The current ongoings at the SEC were mainly triggered by the fall of crypto exchange FTX and the ensuing repercussions.
Here’s a primer on what’s happened so far and how the exchanges are approaching the next steps.
Why Coinbase?
According to a report by the Wall Street Journal (WSJ), on March 22, Coinbase said it had received a Wells notice from the SEC. A Wells notice is a letter sent to convey that the regulator believes that the companies or individuals possibly violated investor-protection laws. The notice is issued before filing a lawsuit. It does not have the agency commissioner’s authorisation as is required for any lawsuits or enforcement settlements.
This SEC notice raised concerns around several aspects of “Coinbase’s business, including assets listed on its crypto exchange, its staking service Coinbase Earn and its wallet service,” Coinbase said.
This is a major step by the SEC given that the 11-year-old Coinbase is a publicly traded company that brings tens of millions of customers into digital currency markets.
The notice raised concerns on several aspects of Coinbase’s business, including assets listed on its crypto exchange, its staking service Coinbase Earn and its wallet service, Coinbase said.
What went wrong with Binance?
Meanwhile, the CFTC filed a lawsuit against Binance on March 27 at a federal court in Chicago, alleging that Binance and its CEO Changpeng Zhao (CZ) had broken American derivatives rules by letting US customers trade in crypto derivatives without registering with the agency, according to a report by Bloomberg.
Note, there are no direct accusations of Binance stealing money from customers or laundering money and using it for illegal purposes etc. as of now; but the agency alleged that the crypto exchange failed to implement an effective anti-money laundering program. It also said that Binance couldn’t establish necessary safeguards to determine the real identity of customers.
Along with CZ and several of Binance’s entities, the CFTC also mentioned that Samuel Lim, Binance’s former chief compliance officer, had allegedly broken its rules.
Binance is by far the largest crypto trading platform in the world. The exchange reported a trading volume of over $55 billion in just the last 24 hours.
What’s next for these exchanges?
In the case of Coinbase, since it’s a Wells notice and not a lawsuit yet, the SEC’s enforcement process will allow the exchange the right to respond to the notice and argue its case. Post that, the SEC will have about six months from the time of delivering the notice to decide on going ahead with a lawsuit. It can also extend this timeline.

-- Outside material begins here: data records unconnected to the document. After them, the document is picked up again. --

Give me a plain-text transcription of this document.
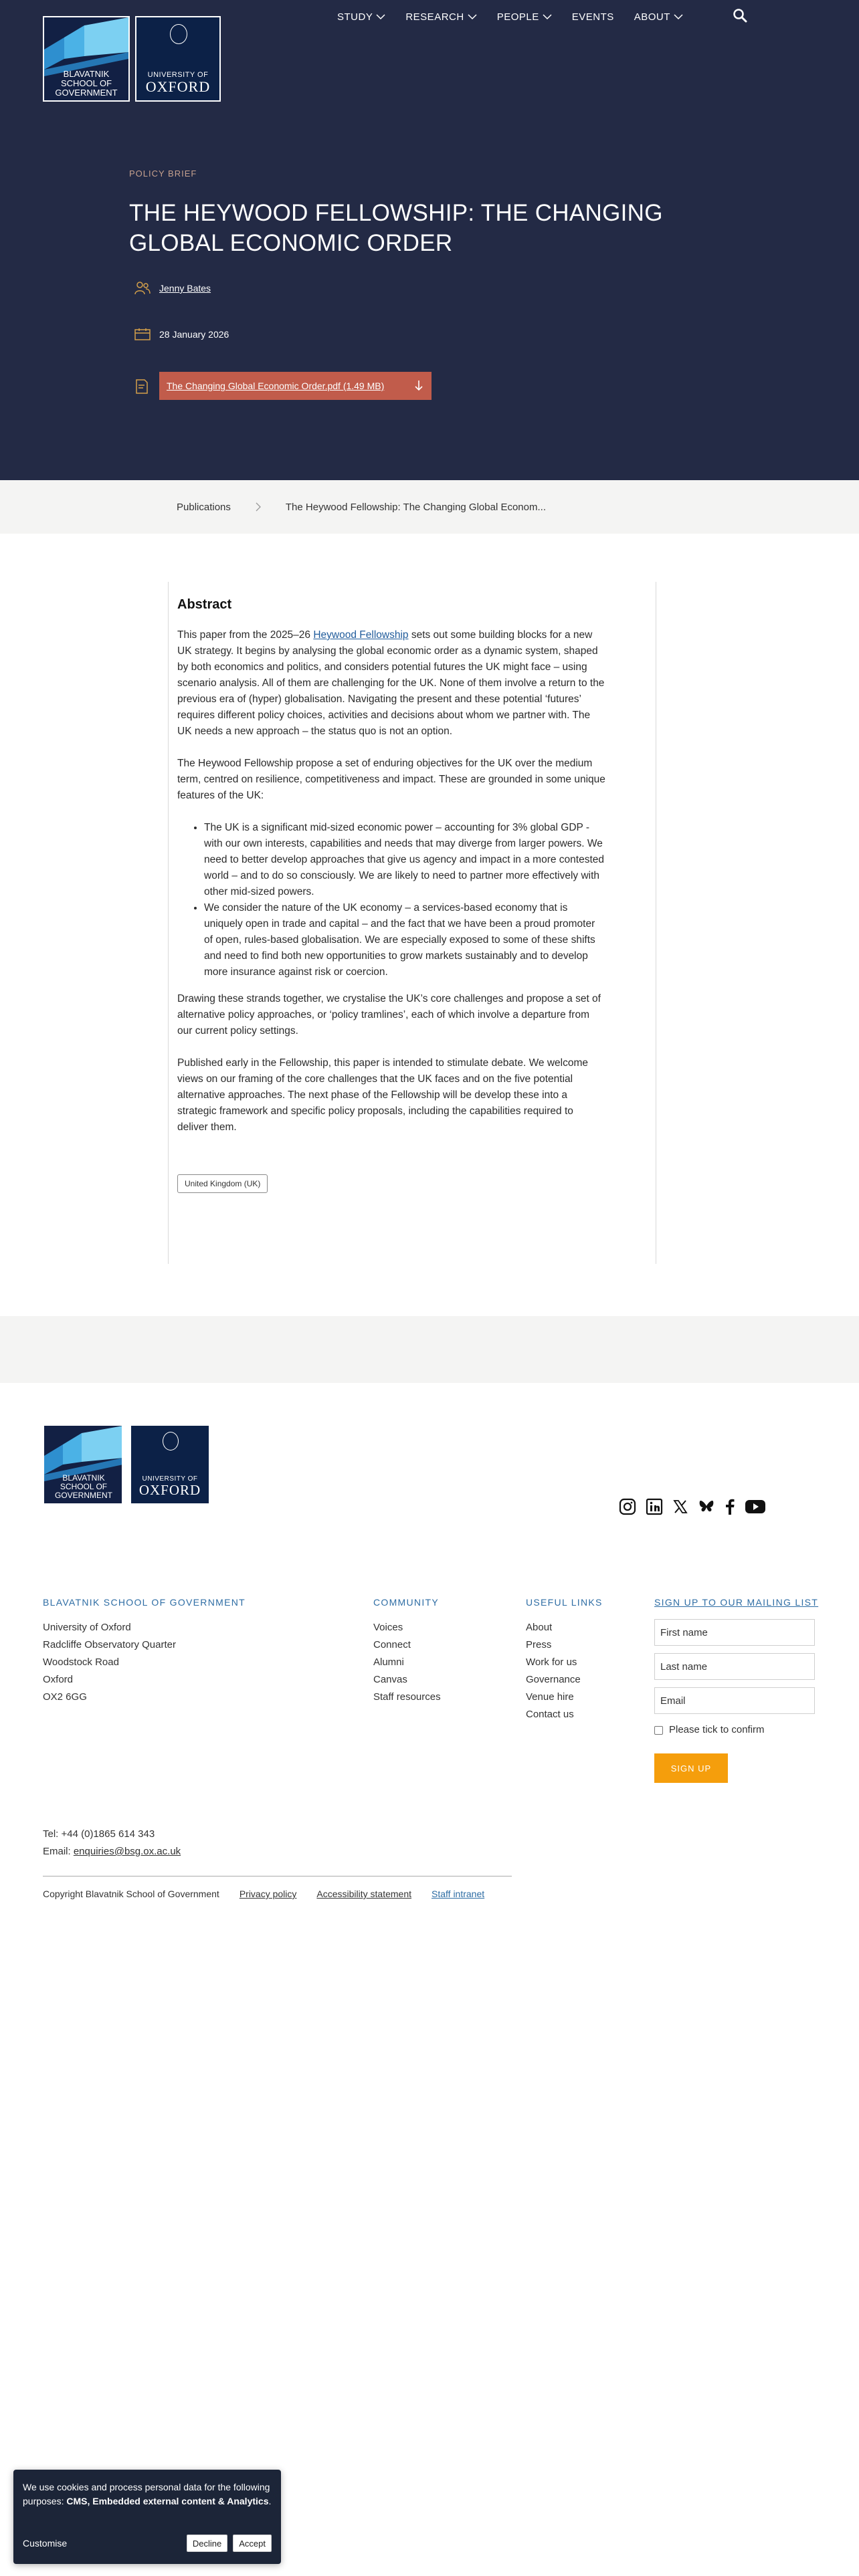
BLAVATNIK
SCHOOL OF
GOVERNMENT
UNIVERSITY OF
OXFORD
STUDY	RESEARCH	PEOPLE	EVENTS ABOUT
POLICY BRIEF
THE HEYWOOD FELLOWSHIP: THE CHANGING GLOBAL ECONOMIC ORDER
Jenny Bates
28 January 2026
The Changing Global Economic Order.pdf (1.49 MB)
Publications	The Heywood Fellowship: The Changing Global Econom...
Abstract

This paper from the 2025–26 Heywood Fellowship sets out some building blocks for a new UK strategy. It begins by analysing the global economic order as a dynamic system, shaped by both economics and politics, and considers potential futures the UK might face – using scenario analysis. All of them are challenging for the UK. None of them involve a return to the previous era of (hyper) globalisation. Navigating the present and these potential ‘futures’ requires different policy choices, activities and decisions about whom we partner with. The UK needs a new approach – the status quo is not an option.

The Heywood Fellowship propose a set of enduring objectives for the UK over the medium term, centred on resilience, competitiveness and impact. These are grounded in some unique features of the UK:

• The UK is a significant mid-sized economic power – accounting for 3% global GDP - with our own interests, capabilities and needs that may diverge from larger powers. We need to better develop approaches that give us agency and impact in a more contested world – and to do so consciously. We are likely to need to partner more effectively with other mid-sized powers.
• We consider the nature of the UK economy – a services-based economy that is uniquely open in trade and capital – and the fact that we have been a proud promoter of open, rules-based globalisation. We are especially exposed to some of these shifts and need to find both new opportunities to grow markets sustainably and to develop more insurance against risk or coercion.

Drawing these strands together, we crystalise the UK’s core challenges and propose a set of alternative policy approaches, or ‘policy tramlines’, each of which involve a departure from our current policy settings.

Published early in the Fellowship, this paper is intended to stimulate debate. We welcome views on our framing of the core challenges that the UK faces and on the five potential alternative approaches. The next phase of the Fellowship will be develop these into a strategic framework and specific policy proposals, including the capabilities required to deliver them.

United Kingdom (UK)
BLAVATNIK
SCHOOL OF
GOVERNMENT
UNIVERSITY OF
OXFORD
BLAVATNIK SCHOOL OF GOVERNMENT
University of Oxford
Radcliffe Observatory Quarter
Woodstock Road
Oxford
OX2 6GG
COMMUNITY
Voices
Connect
Alumni
Canvas
Staff resources
USEFUL LINKS
About
Press
Work for us
Governance
Venue hire
Contact us
SIGN UP TO OUR MAILING LIST
First name
Last name
Email
Please tick to confirm
SIGN UP
Tel: +44 (0)1865 614 343
Email: enquiries@bsg.ox.ac.uk
Copyright Blavatnik School of Government Privacy policy Accessibility statement Staff intranet
We use cookies and process personal data for the following purposes: CMS, Embedded external content & Analytics.
Customise	Decline	Accept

According to Marc Fagel, a former director of the SEC’s San Francisco office quoted by WSJ, the scope of an SEC lawsuit may change over the coming months as the exchange’s lawyers and regulators spar over the investigation. And companies like Coinbase too will try to settle first after receiving Wells notices “if they can limit the damage to their business.”

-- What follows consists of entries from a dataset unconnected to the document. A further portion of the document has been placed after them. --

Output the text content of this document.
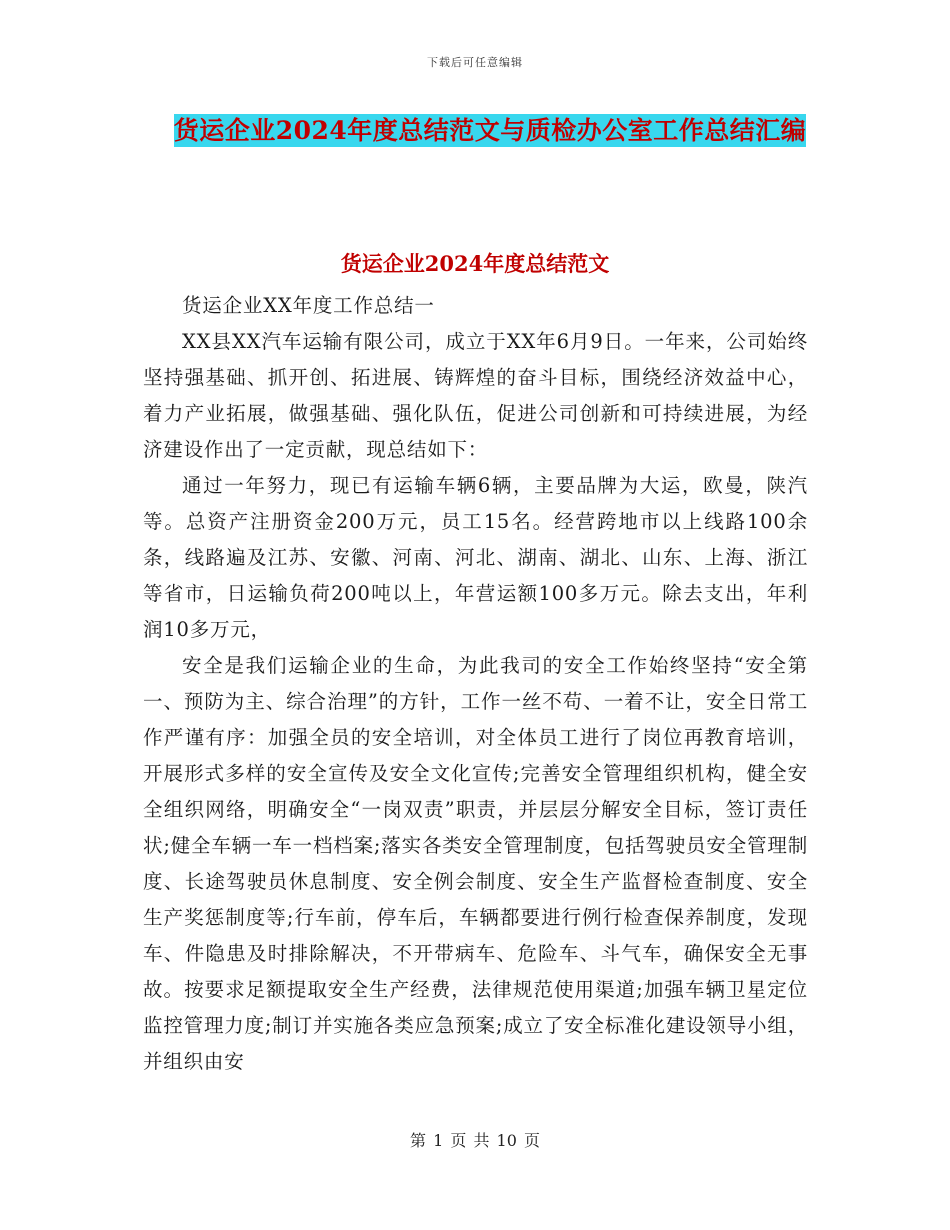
下载后可任意编辑
货运企业2024年度总结范文与质检办公室工作总结汇编
货运企业2024年度总结范文

货运企业XX年度工作总结一

XX县XX汽车运输有限公司，成立于XX年6月9日。一年来，公司始终坚持强基础、抓开创、拓进展、铸辉煌的奋斗目标，围绕经济效益中心，着力产业拓展，做强基础、强化队伍，促进公司创新和可持续进展，为经济建设作出了一定贡献，现总结如下：

通过一年努力，现已有运输车辆6辆，主要品牌为大运，欧曼，陕汽等。总资产注册资金200万元，员工15名。经营跨地市以上线路100余条，线路遍及江苏、安徽、河南、河北、湖南、湖北、山东、上海、浙江等省市，日运输负荷200吨以上，年营运额100多万元。除去支出，年利润10多万元，

安全是我们运输企业的生命，为此我司的安全工作始终坚持“安全第一、预防为主、综合治理”的方针，工作一丝不苟、一着不让，安全日常工作严谨有序：加强全员的安全培训，对全体员工进行了岗位再教育培训，开展形式多样的安全宣传及安全文化宣传;完善安全管理组织机构，健全安全组织网络，明确安全“一岗双责”职责，并层层分解安全目标，签订责任状;健全车辆一车一档档案;落实各类安全管理制度，包括驾驶员安全管理制度、长途驾驶员休息制度、安全例会制度、安全生产监督检查制度、安全生产奖惩制度等;行车前，停车后，车辆都要进行例行检查保养制度，发现车、件隐患及时排除解决，不开带病车、危险车、斗气车，确保安全无事故。按要求足额提取安全生产经费，法律规范使用渠道;加强车辆卫星定位监控管理力度;制订并实施各类应急预案;成立了安全标准化建设领导小组，并组织由安

第 1 页 共 10 页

For Binance though, the CFTC is just a civil government agency which could impose hefty fines and other penalties, Bloomberg said. But the agency can’t bring criminal charges against firms or seek jail time for individuals.
What does this mean for the customers?
As of now, there is nothing much of concern for customers or retail investors, except fluctuating token prices. For instance, since the lawsuit filing came to light Bitcoin has dropped by around $1,000 while Binance coin plunged by about 3 percent.
Coinbase also said recently that based on the current Wells notice, it won’t have to make any changes to its products and offerings.
According to Wall Street research and brokerage firm Bernstein’s research report, as part of the settlement, Binance may be asked to shut its US operations, though Binance.US is less than 5 percent of the exchange’s overall business.
But that is yet to be seen. Ultimately, whatever the outcomes of these cases are, they will help in bringing more clarity around regulations for these exchanges. This will, in turn, benefit end customers.